Many of the folks in this sector are looking beyond the atomized marketplace they must function in and building networks towards a solidarity economy, a 21st century version of the cooperative commonwealth that social reformers envisioned in the Gilded Age to overcome poverty, exploitation and racism by creating networks of like-minded enterprises that could supply and support each other. And in the shadow of the silver tsunami of baby boomer business owners facing retirement, Alternative Ownership Advisors, who recently helped Organically Grown Co. transition into a perpetual trust model, has articulated a set of legislation needs to enable the growth of the employee/worker owned sector, including tax incentives for business owners, incentives for capital providers to finance such enterprises and encouraging more states to allow these enterprise forms to legally incorporate.
How do we make worker and employee ownership norm?
These are just a few ideas that I’ve been noodling on recently. As someone who is pretty busy supporting a number of mission-driven retail, CPG and NGO enterprises, I have been privileged to keep a roof over my head and food in the pantry. I have had the time and energy on nights and weekends to consider the current crisis, research and articulate what we could do differently from here on out.

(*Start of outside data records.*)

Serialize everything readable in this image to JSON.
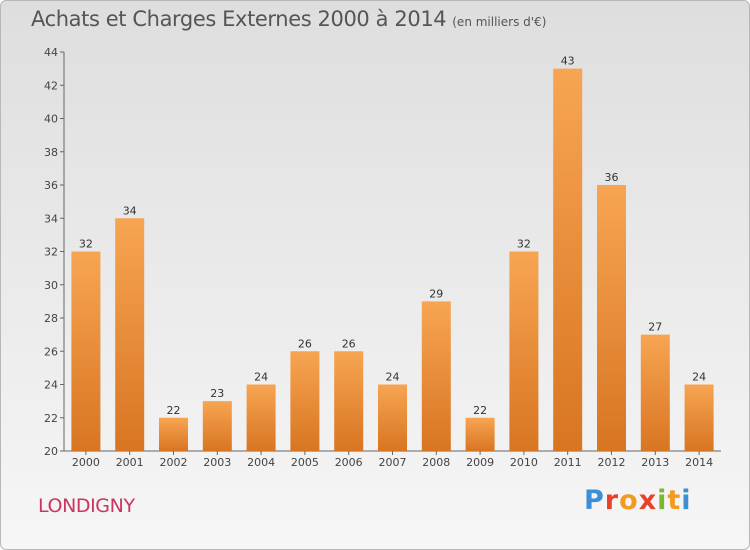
{
  "title": "Achats et Charges Externes 2000 à 2014",
  "unit": "(en milliers d'€)",
  "city": "LONDIGNY",
  "brand": "Proxiti",
  "chart_data": {
    "type": "bar",
    "categories": [
      "2000",
      "2001",
      "2002",
      "2003",
      "2004",
      "2005",
      "2006",
      "2007",
      "2008",
      "2009",
      "2010",
      "2011",
      "2012",
      "2013",
      "2014"
    ],
    "values": [
      32,
      34,
      22,
      23,
      24,
      26,
      26,
      24,
      29,
      22,
      32,
      43,
      36,
      27,
      24
    ],
    "ylim": [
      20,
      44
    ],
    "yticks": [
      20,
      22,
      24,
      26,
      28,
      30,
      32,
      34,
      36,
      38,
      40,
      42,
      44
    ],
    "grid": false,
    "bar_color": "#f0923a",
    "label_color": "#333333"
  }
}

I know and love so many wonderful colleagues in natural products retail, supply chain and startup land who are committed, energetic and well-resourced to remake society towards justice, equity and sustainability. But I am also deeply anxious and skeptical that those of us who have stayed healthy, housed and employed will not anticipate and prepare for the next crisis, especially in solidarity with those on the frontlines that are bearing the highest costs. I am very concerned about the resistance we will face from vested interests, reactionaries and conspiracy theorists who can’t see past their own short term self-interest. Covid-19 is doing a lot of damage and we should consider it a preview of what’s to come. Climate change is here, and there will be no mask mandates or vaccine rollouts that can save us from the growing threats of wildfires, superstorms, rising sea levels, mold epidemics and ocean acidification. We can only imagine how these climatic events will drastically impact the folks who are already disempowered. We have yet to correct, resolve and heal from these power imbalances. There’s a shit ton riding on this and we have work to do.
Let’s Discuss: What are your learnings from this crisis and what is your commitment to building supply chains that are fair, just, sustainable and transparent?